Our solution: write custom extensions and modules rather than purchasing extensions. Larger merchants already do this, but, small ones often cannot afford to. We hope we can go back to purchasing extensions for smaller clients some day.

GitHub and Pull Requests

Josh seems to think that Magento receives unfair criticism for not processing pull requests. I think Magento has underleveraged Git. So what if it takes a full time developer just to triage all the new requests? That is the price you pay for getting feedback from the community. If they used that feedback, they would have been able to solve a lot of their issues more quickly.

Our experience: initially we fixed several core bugs and submitted pull requests. When we saw that nobody was reading them, we stopped submitting them. Six months later they remain unread. They know our CTO and his skill set.

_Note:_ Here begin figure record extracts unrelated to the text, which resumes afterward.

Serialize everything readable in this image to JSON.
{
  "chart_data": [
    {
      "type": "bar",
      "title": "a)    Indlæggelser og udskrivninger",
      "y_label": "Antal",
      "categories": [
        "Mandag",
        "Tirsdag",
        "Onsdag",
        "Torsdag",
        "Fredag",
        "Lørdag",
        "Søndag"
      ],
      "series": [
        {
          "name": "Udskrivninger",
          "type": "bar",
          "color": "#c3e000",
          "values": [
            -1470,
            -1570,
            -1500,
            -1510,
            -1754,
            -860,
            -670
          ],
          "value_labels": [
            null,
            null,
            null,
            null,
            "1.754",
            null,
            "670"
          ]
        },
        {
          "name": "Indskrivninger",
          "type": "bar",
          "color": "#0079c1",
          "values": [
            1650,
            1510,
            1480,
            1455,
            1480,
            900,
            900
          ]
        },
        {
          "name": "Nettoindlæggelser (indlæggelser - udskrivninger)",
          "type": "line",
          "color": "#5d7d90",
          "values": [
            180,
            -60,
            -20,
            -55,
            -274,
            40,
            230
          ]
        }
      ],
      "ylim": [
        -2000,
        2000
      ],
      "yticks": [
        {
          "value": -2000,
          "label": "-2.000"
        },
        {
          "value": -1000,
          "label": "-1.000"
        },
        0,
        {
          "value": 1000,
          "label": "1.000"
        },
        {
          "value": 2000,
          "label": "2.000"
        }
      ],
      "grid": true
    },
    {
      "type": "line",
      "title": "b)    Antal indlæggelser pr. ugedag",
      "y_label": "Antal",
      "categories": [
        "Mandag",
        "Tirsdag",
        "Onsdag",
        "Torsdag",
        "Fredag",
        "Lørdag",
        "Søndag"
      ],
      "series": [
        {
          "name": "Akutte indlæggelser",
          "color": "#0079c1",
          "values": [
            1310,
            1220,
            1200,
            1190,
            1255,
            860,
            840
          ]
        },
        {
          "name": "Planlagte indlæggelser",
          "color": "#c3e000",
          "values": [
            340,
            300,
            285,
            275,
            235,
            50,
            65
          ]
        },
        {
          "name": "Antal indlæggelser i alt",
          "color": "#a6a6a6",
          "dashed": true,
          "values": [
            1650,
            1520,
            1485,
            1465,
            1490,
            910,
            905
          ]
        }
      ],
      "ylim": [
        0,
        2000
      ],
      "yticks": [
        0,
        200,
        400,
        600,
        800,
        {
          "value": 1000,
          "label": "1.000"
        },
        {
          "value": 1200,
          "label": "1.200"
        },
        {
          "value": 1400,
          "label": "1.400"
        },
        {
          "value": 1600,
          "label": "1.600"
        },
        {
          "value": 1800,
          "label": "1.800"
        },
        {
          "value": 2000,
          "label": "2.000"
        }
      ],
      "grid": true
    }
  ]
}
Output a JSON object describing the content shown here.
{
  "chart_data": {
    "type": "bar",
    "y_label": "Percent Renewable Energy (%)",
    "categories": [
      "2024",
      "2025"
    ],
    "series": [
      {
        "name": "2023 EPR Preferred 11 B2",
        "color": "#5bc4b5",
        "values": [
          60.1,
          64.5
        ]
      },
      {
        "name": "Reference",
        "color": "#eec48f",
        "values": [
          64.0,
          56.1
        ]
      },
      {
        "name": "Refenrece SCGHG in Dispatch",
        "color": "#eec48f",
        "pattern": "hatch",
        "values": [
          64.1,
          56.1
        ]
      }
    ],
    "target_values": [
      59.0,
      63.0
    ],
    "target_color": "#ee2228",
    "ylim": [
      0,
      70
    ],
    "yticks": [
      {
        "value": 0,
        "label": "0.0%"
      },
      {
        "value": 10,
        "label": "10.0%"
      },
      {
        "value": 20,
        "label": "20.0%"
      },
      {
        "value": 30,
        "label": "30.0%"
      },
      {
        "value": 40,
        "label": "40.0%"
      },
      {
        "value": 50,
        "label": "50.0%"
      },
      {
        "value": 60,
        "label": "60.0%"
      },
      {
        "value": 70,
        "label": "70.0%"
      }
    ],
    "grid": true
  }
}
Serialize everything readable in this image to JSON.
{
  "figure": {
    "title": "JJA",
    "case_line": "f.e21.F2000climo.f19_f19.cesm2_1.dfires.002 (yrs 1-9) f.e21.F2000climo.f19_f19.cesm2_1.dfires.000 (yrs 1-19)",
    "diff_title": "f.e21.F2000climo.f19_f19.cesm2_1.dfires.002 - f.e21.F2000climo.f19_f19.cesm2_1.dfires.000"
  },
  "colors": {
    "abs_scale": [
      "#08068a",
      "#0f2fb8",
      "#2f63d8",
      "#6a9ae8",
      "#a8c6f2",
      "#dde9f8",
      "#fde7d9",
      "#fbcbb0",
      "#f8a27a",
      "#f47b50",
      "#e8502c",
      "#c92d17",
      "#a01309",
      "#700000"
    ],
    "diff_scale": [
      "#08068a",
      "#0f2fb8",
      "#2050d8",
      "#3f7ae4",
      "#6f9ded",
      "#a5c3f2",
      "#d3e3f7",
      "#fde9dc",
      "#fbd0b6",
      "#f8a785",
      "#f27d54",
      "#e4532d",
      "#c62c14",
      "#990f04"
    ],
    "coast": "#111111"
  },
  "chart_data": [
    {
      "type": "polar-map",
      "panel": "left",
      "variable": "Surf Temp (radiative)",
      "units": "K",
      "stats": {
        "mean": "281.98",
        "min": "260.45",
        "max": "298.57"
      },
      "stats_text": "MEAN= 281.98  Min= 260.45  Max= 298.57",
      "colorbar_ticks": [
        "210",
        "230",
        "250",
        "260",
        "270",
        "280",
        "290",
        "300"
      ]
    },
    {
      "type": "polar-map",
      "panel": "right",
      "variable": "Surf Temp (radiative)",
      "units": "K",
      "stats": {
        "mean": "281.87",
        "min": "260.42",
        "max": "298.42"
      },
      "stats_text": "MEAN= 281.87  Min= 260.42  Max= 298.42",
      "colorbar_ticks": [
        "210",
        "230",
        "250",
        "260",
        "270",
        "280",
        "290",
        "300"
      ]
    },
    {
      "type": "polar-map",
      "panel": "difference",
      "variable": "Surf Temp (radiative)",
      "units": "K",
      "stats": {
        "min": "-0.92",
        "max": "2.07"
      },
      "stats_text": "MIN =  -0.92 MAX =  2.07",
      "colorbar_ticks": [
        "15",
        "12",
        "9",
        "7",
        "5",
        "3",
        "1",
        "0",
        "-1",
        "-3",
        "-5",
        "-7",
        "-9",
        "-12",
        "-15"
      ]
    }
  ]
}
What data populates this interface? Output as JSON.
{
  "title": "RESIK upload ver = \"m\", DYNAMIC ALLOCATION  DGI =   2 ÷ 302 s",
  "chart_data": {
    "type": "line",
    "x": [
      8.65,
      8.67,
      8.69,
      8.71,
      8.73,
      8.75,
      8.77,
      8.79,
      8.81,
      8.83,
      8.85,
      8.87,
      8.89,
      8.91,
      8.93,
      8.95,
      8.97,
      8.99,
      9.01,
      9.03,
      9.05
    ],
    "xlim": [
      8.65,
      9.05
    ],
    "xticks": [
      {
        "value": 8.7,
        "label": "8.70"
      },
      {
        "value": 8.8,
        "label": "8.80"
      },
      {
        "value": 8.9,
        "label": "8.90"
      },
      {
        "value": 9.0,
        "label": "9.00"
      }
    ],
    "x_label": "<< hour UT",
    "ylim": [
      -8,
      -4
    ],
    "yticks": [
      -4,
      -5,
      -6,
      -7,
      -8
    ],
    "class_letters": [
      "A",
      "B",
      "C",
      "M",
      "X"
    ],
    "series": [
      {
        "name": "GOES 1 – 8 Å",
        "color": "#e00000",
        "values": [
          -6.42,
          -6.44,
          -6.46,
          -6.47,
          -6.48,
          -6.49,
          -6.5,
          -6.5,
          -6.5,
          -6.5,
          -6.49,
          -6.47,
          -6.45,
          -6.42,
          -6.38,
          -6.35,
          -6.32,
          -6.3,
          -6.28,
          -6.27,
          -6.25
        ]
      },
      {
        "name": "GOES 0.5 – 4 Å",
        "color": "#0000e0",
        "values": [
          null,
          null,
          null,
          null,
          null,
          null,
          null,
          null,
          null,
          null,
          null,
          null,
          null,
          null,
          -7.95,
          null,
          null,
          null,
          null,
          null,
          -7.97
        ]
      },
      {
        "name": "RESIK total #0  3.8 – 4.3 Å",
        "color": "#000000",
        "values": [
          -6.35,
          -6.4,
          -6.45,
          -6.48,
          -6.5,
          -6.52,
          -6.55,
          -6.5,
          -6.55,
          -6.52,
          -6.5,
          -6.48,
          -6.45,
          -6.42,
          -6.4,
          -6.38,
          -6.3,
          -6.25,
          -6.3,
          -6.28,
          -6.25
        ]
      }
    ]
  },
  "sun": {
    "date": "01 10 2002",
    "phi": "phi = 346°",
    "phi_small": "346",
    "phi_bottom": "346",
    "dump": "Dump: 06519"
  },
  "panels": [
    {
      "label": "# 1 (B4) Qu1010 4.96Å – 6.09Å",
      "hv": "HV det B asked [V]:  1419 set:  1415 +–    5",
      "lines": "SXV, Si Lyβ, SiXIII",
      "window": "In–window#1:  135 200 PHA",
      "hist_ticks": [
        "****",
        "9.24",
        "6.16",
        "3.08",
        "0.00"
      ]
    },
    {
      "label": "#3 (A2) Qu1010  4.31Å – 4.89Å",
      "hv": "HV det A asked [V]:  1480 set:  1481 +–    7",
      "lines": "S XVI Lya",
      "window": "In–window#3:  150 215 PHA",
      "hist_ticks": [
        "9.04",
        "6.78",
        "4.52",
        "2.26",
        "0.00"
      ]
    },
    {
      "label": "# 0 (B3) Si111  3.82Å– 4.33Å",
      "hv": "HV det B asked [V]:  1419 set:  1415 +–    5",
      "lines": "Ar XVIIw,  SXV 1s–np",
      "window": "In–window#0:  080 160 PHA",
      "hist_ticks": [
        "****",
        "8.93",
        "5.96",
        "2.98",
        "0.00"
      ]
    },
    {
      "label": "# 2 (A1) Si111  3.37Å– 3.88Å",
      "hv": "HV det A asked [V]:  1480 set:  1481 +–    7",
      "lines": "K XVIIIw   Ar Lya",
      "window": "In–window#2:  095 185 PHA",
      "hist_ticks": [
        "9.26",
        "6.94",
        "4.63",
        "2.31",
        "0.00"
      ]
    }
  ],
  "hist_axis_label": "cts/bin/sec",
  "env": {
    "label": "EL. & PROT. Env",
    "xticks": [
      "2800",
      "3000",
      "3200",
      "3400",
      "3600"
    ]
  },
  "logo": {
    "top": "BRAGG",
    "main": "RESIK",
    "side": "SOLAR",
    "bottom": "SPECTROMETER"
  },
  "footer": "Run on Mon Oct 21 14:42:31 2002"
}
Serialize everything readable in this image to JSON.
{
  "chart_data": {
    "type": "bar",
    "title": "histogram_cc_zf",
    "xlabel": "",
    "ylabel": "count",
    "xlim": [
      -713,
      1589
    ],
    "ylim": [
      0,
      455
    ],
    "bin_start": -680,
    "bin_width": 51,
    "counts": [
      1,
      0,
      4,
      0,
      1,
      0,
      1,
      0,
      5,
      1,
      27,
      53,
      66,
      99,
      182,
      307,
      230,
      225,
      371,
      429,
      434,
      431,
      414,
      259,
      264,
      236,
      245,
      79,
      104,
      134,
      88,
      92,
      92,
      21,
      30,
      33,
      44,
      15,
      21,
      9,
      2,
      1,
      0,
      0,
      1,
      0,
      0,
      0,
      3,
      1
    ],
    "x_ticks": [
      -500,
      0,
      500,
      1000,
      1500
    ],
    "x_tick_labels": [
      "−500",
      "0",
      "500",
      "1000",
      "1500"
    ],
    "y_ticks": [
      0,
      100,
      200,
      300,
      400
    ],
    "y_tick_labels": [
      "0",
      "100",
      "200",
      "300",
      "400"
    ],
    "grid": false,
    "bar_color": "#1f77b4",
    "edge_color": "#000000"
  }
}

I would think they want to use the free labor he is providing.

Documentation

The big, huge bright spot!!!! Thanks guys. The documentation for merchants is great, too.

Useability

Merchants who have used both would never got back to Magento 1 especially with all the bug fixes in the latest release. Catalog management is much better. Import/Export is better. Full page cache is awesome. Navigation is more intuitive. The interface is modern and well thought-out. Configurable products make more sense. Like Josh, when I have to work on a Magento 1 store, it seems anachronistic.

Overall

There is no going back. We love Magento and hope they can focus their innovation to stay on top. The platform is on top for a reason. According to builtwith, of the top 100,000 ecommerce sites, Magento powers about 25% of them. The next solution is about 1/2 that. We’re cheering for the Magento folks because we like them, we have invested heavily in Magento knowledge, and think they can win.

I’ll see you at Imagine 2017 if you are there. Haven’t bought my tickets for 2018, yet, but, I’m pretty sure I will. Beyond that, nobody knows.